O nosso amor a Maria é muito mais do que
uma mera devoção sentimental; é, antes, a contemplação da beleza do amor
misericordioso de Deus por nós, pela humanidade dispersa que Ele quer reunir; é
a contemplação da beleza da Igreja como Povo do Senhor, de que ela é membro
eminente e mãe amorosa; e da beleza da vida com Cristo, de quem ela foi mãe e
primeira e perfeita discípula.
Nesta
perspetiva, vamos contemplá-la ao longo destes dois próximos anos. No primeiro
ano, temos como objetivo “pôr em relevo a figura de Maria na história da
salvação e na vida do Povo de Deus”, sob o lema “Feliz de ti que acreditaste”
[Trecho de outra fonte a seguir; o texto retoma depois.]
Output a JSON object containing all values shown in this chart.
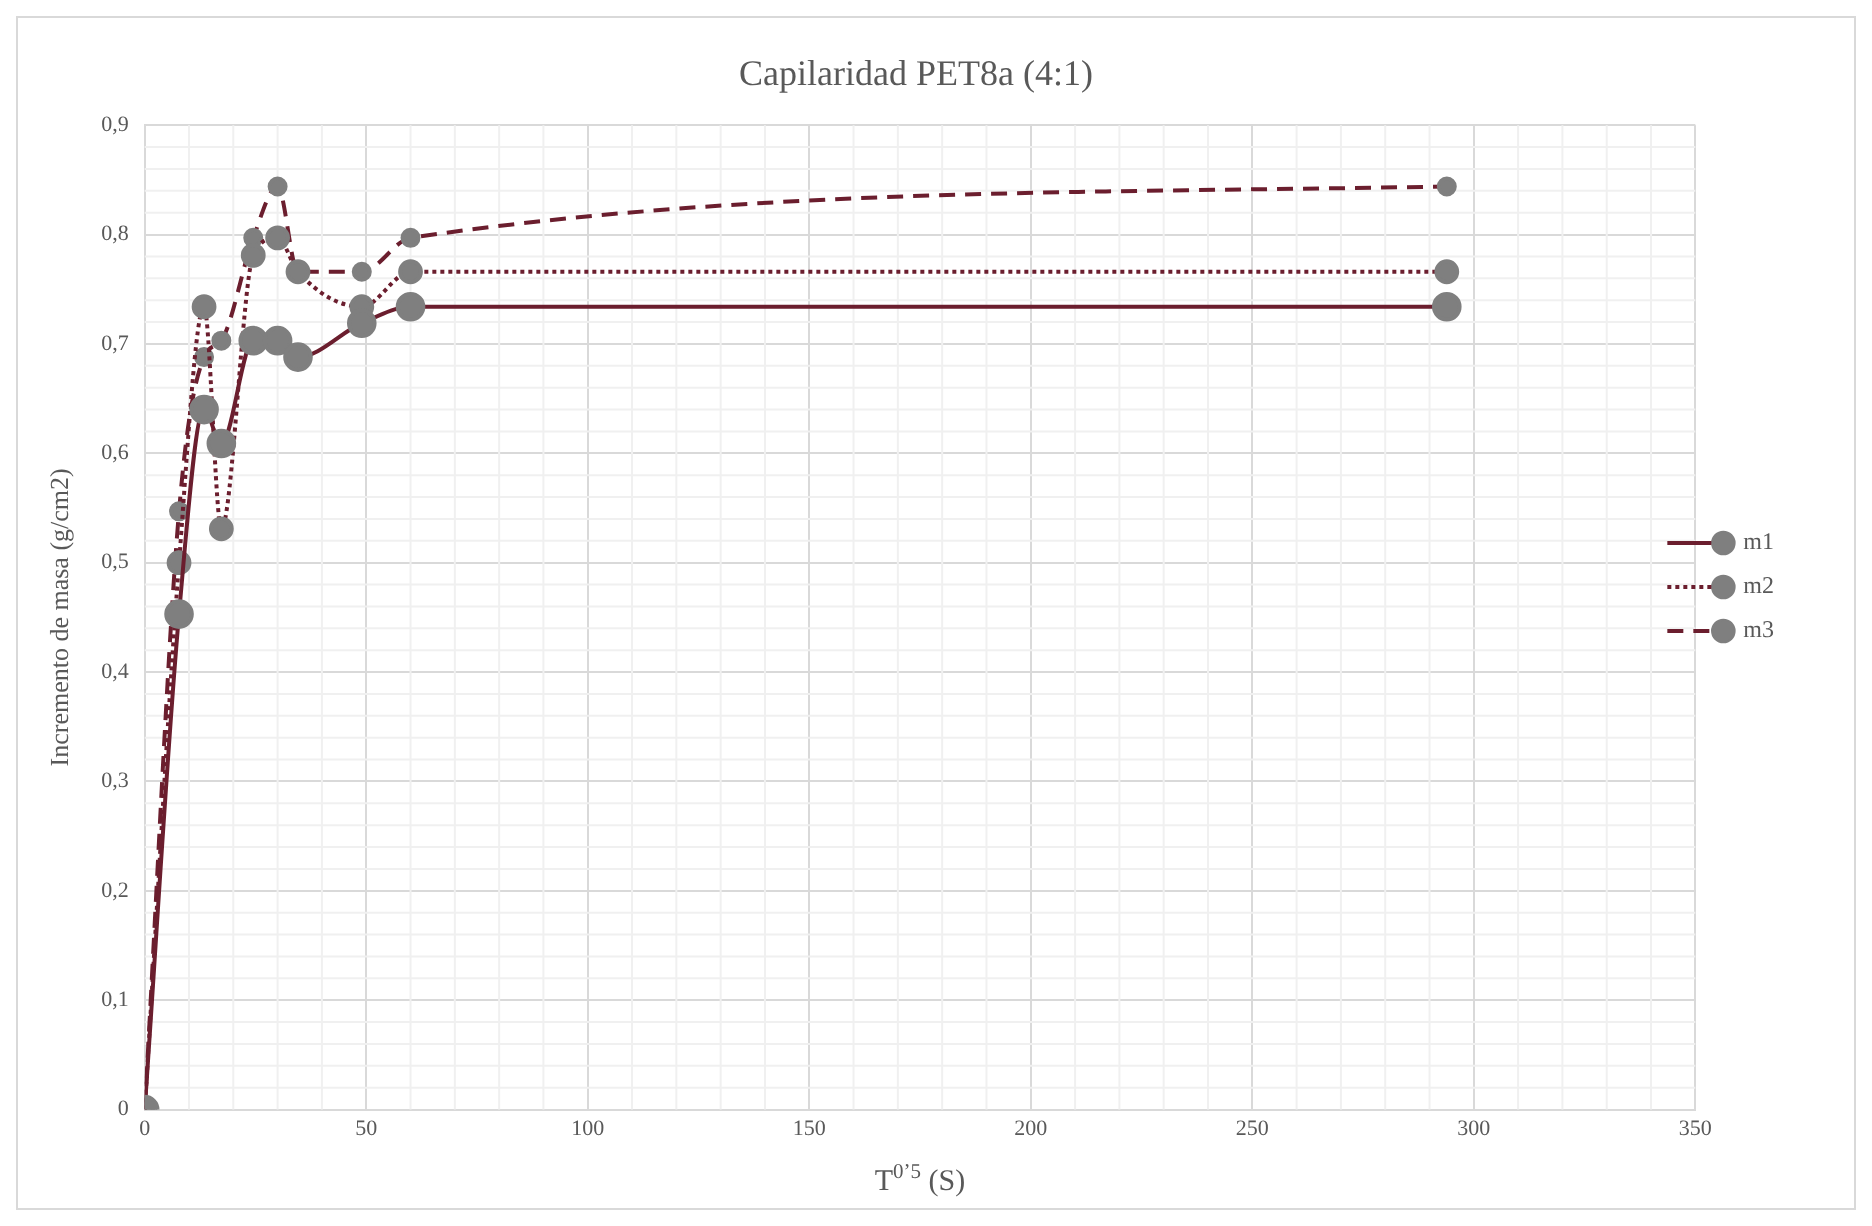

(Lc 1, 45); no segundo ano, o objetivo será “mostrar o relevo das Aparições de
Fátima para a vida cristã e eclesial hoje”, sob o lema “O meu Coração Imaculado
conduzir-vos-á até Deus”.
Naturalmente,
tudo tem em vista uma renovação da vida cristã e da Igreja. Como afirma
perspicazmente o cardeal W. Kasper, “uma
verdadeira renovação da Igreja não é possível sem uma renovada mariologia e sem
uma renovada devoção a Maria. Por isso, Maria pode ser também hoje um modelo
para uma renovação da vida da Igreja e ajudar a realizá-la”.
4. Muitos títulos, uma só Senhora, uma
só Mãe
Desejaria
ainda esclarecer, à partida, um equívoco que grassa por vezes no meio do nosso
povo.
São
muitos os santuários marianos no mundo e inúmeras as invocações a Maria. Há
pessoas convencidas de que estes títulos se referem a “Nossas Senhoras”
diferentes, a ponto de alguns discutirem qual é a mais poderosa ou mais
milagrosa.
Mas
só existe uma Nossa Senhora, a Mãe de Jesus e nossa Mãe, que acompanhou e
acompanha os seus filhos em todos os lugares e culturas e nos ensina a buscar a
unidade na fé e no amor em Cristo. Por isso, ela não tem problema em
apresentar-se com vestes diversas e em cores de pele diferentes. Não tem receio
em falar-nos em distintas línguas e linguagens.
Ao
longo da história, o grande amor dos fiéis foi dando diferentes títulos à
Virgem Mãe, segundo os lugares em que foi vivenciada a sua presença (Guadalupe,
Aparecida, Lurdes, Fátima...), segundo os mistérios da sua vida com Cristo
(Anunciação, Encarnação, Assunção...), segundo a forma como experimentaram a
sua ajuda ou conforto nas várias situações da vida (Mãe de Misericórdia,
Senhora da Saúde...). Mas é sempre a mesma e única Senhora que se manifesta ou
atua nos diferentes lugares e de diversas formas.